Jewish World Review Jan. 6, 2003 / 3 Shevat, 5763
Human cloning: It's the soul, stupid
http://www.NewsAndOpinion.com | Regardless of whether a cloned human being was actually born as claimed, our society should use this disturbing report constructively by hastening our ethical evaluation of human cloning.
If the Raelien cult's claim is false, it's only a matter of time before it happens. After all, the Raeliens are not the only ones engaged in this horrifying enterprise. A fertility clinic in Italy and an embryology laboratory in Kentucky also claim to be close.
Brigitte Boisselier, president of Clonaid, the human cloning company engineering this process, appears to be right out of "The Addams Family" or "Munsters" TV series. And the Raelien cult, with which Boisselier is associated, believes that the human race was begun by extraterrestrials some 25,000 years ago. But we shouldn't let the comical aspects of this insanity overshadow its grave implications.
In all seriousness, just who do we think we are? Are we so self-absorbed as a species; have we become so coarse, so vulgar, so narcissistic that we can't recognize that our scientific capacity exponentially exceeds our moral maturity? Shouldn't we come to grips with where we've put G-d in this equation?
While we may have made scientific advancements of Godlike proportions, there is one of G-d's prerogatives we'll never have the remotest license to, and that is His authority over our souls. We should fear His judgment as we erect the ultimate Tower of Babel in usurping His sovereign power to create humankind by duplicating babies as if from a Xerox copy machine.

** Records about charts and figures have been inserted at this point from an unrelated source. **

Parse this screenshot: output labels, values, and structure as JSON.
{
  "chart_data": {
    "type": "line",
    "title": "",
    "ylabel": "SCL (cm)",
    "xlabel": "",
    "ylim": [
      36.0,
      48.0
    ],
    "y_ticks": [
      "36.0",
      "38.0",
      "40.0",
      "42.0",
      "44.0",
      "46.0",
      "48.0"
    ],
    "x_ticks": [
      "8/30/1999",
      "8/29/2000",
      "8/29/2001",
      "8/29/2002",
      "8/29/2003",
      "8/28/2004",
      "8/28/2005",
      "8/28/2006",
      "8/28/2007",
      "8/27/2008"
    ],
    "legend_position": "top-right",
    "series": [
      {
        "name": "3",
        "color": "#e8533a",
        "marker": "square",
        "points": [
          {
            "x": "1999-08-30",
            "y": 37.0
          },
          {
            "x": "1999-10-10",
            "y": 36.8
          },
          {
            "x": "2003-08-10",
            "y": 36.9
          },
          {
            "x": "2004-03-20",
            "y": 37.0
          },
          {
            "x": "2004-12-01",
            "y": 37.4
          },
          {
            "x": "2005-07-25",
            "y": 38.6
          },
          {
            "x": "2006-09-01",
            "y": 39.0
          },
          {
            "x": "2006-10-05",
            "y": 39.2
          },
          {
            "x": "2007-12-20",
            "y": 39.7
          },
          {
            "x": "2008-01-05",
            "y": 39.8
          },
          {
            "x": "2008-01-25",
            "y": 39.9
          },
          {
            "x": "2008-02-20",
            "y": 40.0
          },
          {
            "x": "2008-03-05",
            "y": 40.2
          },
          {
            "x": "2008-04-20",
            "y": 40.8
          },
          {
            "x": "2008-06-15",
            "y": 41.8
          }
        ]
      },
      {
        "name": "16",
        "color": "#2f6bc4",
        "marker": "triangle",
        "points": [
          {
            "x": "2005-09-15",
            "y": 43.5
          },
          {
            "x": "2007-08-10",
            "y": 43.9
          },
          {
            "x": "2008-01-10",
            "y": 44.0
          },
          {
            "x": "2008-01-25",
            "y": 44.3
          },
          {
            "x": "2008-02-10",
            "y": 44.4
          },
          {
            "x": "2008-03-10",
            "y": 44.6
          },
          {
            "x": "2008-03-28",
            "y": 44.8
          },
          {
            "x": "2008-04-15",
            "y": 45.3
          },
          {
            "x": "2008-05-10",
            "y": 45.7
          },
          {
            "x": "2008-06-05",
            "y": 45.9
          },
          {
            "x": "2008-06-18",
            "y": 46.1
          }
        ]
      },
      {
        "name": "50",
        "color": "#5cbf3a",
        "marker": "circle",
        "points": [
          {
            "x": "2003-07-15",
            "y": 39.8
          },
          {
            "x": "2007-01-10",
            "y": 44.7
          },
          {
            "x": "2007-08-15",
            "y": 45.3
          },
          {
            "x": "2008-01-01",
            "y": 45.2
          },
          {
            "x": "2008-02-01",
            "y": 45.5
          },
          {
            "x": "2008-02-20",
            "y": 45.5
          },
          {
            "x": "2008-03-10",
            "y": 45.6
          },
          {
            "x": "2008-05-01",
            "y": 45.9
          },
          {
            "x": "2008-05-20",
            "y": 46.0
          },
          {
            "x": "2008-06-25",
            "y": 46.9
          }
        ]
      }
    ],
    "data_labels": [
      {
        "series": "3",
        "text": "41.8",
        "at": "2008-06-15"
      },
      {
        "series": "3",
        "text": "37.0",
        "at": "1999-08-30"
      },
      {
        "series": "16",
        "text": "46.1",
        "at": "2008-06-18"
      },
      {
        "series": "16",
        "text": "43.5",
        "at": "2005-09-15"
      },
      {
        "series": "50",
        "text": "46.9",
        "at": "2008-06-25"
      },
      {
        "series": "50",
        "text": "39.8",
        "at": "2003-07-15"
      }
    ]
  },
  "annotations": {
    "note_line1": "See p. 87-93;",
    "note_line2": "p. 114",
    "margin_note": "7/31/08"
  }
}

When are we going to take the time to have this moral discussion? A perfect illustration of how casually we've approached this subject is that the one body claiming to have authority over the legality of cloning is the federal Food and Drug Administration. I didn't know whether to laugh or cry when I read that this paragon of unelected bureaucracies contends that it is the body that must approve any procedure aimed at human cloning.
The more scientific advancements we make, the greater will be the temptation to ignore their moral consequences, because these advancements will bring seductive promises of ever-increasing benefits to the human condition.
Our opinions on this issue will emanate from our respective worldviews. Since I am a Christian I won't presume to speak for others, but my understanding of the Bible compels me to conclude that human cloning is utterly violative of G-d's law. Other Christians may disagree.
The Bible reveals that G-d created us in His image and that He desires a personal relationship with us. We cannot attain a relationship with Him without humbling ourselves and surrendering to Him. By creating human life through cloning we have done just the opposite in the grossest imaginable outworking of human pride and the greatest conceivable affront to G-d. We have not only put other gods before Him; we have made ourselves those gods.
The Clonaid group says its purpose is to achieve immortality by creating carbon copies of humans, then "uploading" the contents of the original person's brain into the clone. Nothing better demonstrates their contrasting worldview.
Aside from the fantastic notion that they can upload brain contents and personal experiences from one brain to another ala Arnold Schwarzenegger in the movie "Total Recall," how are they going to create a true continuity of consciousness? What happens when two identical beings coexist? How do they avoid the pain and horror of repeated physical death in their little immortality scenario?
Much more significantly, they are neglecting that little detail we refer to as the soul. Cloning advocates such as Clonaid can't possibly believe in the biblical concept that G-d creates unique human souls in His own image. Even assuming they can precisely duplicate a human being physically, what about his spiritual aspect? Will he/it have a soul? This is humanism at its most obscene. We are just masses of tissue to be manipulated and reformulated at will -- our will.
When the G-d of the Bible tells us through the prophet Jeremiah, "Before I formed you in the womb I knew you, before you were born I set you apart," I think He's referring to our souls, our essences, not our yet to be fully formed brains. It is a chilling thought that His Jeremiah statement may not apply to beings that He did not form in the womb but that human scientists did.
We better quit ignoring these pressing moral issues, because we can be sure that science is not going to wait for us to catch up.